Douglas A. McIntyre is the co-founder, chief executive officer and editor in chief of 24/7 Wall St. and 24/7 Tempo. He has held these jobs since 2006.

McIntyre has written thousands of articles for 24/7 Wall St. He is an expert on corporate finance, the automotive industry, media companies and international finance. He has edited articles on national demographics, sports, personal income and travel.

His work has been quoted or mentioned in The New York Times, The Wall Street Journal, Los Angeles Times, The Washington Post, NBC News, Time, The New Yorker, HuffPost USA Today, Business Insider, Yahoo, AOL, MarketWatch, The Atlantic, Bloomberg, New York Post, Chicago Tribune, Forbes, The Guardian and many other major publications. McIntyre has been a guest on CNBC, the BBC and television and radio stations across the country.

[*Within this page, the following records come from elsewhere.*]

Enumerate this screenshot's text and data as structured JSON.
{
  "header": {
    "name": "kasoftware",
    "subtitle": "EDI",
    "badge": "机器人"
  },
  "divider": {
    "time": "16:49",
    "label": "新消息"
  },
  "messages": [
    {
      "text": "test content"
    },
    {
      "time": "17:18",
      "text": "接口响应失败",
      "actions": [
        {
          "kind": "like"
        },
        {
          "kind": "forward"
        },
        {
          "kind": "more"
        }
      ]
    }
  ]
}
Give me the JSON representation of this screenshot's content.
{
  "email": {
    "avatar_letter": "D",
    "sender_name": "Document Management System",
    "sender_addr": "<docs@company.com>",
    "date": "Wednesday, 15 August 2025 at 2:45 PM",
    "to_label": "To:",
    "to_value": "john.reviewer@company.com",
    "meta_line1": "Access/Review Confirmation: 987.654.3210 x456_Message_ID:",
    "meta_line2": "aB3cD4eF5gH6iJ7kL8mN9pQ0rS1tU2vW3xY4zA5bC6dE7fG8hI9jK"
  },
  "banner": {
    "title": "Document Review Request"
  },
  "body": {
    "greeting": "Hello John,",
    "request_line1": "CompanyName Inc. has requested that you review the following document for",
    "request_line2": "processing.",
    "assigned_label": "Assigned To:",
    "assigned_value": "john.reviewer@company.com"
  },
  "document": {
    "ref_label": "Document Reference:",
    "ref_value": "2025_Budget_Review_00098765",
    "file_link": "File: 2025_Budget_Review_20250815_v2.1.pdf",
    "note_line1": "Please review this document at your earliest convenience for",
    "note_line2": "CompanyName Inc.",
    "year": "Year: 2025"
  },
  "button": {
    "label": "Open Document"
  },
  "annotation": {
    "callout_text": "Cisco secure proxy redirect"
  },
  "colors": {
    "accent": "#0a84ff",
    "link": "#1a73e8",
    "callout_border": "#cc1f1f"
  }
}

A magna cum laude graduate of Harvard College, McIntyre also was president of The Harvard Advocate. Founded in 1866, the Advocate is the oldest college publication in the United States.

TheStreet.com, Comps.com and Edgar Online are some of the public companies for which McIntyre served on the board of directors. He was a Vicinity Corporation board member when the company was sold to Microsoft in 2002. He served on the audit committees of some of these companies.

McIntyre has been the CEO of FutureSource, a provider of trading terminals and news to commodities and futures traders. He was president of Switchboard, the online phone directory company. He served as chairman and CEO of On2 Technologies, the video compression company that provided video compression software for Adobe’s Flash. Google bought On2 in 2009.